What inspired you to write this poem?
This poem is one among many siblings; it comes from a wildly expansive manuscript, Persephone’s Abecedarium: An Alphabet Play (An Ecopoetical Adaptation of the Homeric “Hymn to Demeter”).
I fell in love with the original Persephone myth around the age of eleven, likely because it was the only story I had encountered in which a single mother was raising a daughter, which mirrored my own upbringing. It captivated me. The task I set for myself, to consider it anew as an adult writer and scholar is a challenge, as is the idea of writing about the character Hades. In the myth, Hades is a vital force, the Keeper of the Realm of the Dead, and he is also, quite clearly, a possible rapist of his niece Kore/later re-named Persephone. I am trying to honour the myth as a profound esoteric meditation on death and interconnectivity and ecology, and I am committed to also honouring it as a proto-feminist critique of misogyny and violence against women. And so, in this poem, Hades “a very important man” as we might hear said of him in our era of #Me-Too, is also a figure who wildly abuses power. Without “explaining away” the poem (or pretending that a poet can fully understand her own work!), I can say that I wrote this poem to try to encounter the complexity of his character without letting “an important man” off of ethical accountability. Essentially, he was a character, a Keeper of Death who sought to own and control a young girl who, herself, was also formidably powerful as a force of life, eros, fertility, harvest. In this manuscript I imagine her not as just a person, or a character, or a goddess, but also as a force of poetry, “poiesis.” I think of poetry (a sense of it borrowed from the poet Paul Celan), as a force that never arrives or understands or limits or controls, as a “going towards” in humility, towards the other.
What poetic techniques did you use in this poem? How much attention do you pay to form and metre?

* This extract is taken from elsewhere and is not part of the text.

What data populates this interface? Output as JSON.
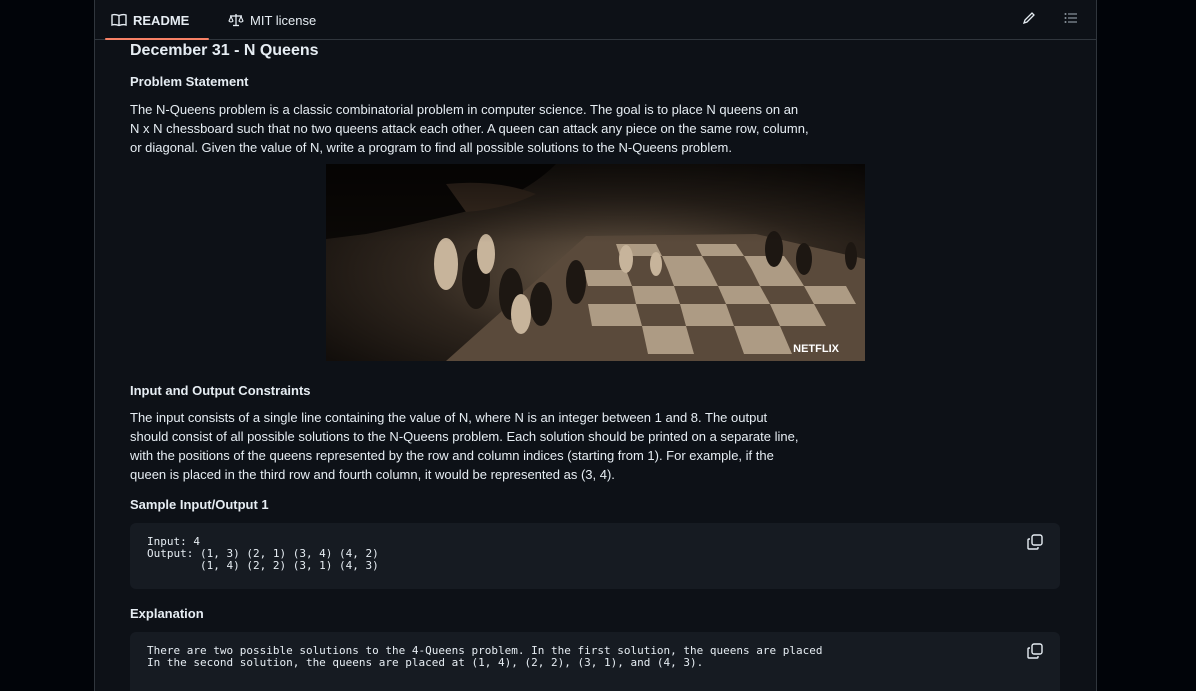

My work is often termed “experimental” and nevertheless, I do engage conventional poetic forms such as rhyme and metre if I understand that a particular poem’s inquiry requires these structures in its music and its “thinking.”
When I do import traditional forms (rhyme, metre, sonnet structures, blank verse etc.) I do give myself a rule: that I employ these historical literary habits—which are so steeped in politics, power, ideology—in a critical fashion. I mean to say that if I use them, I must also work to criticize the exclusivity of their historical origins and formation.
In this specific poem, I understood that blank verse (unrhymed iambic pentameter) as its central metre was what was required. Both the poem and the manuscript interrogate, and try to imagine, to “language” beyond colonial and patriarchal power structures and uses of language. By extension, this poem is framed within that traditional metrical shape while trying to critique that belief system internally, conceptually, ethically, “poetically.”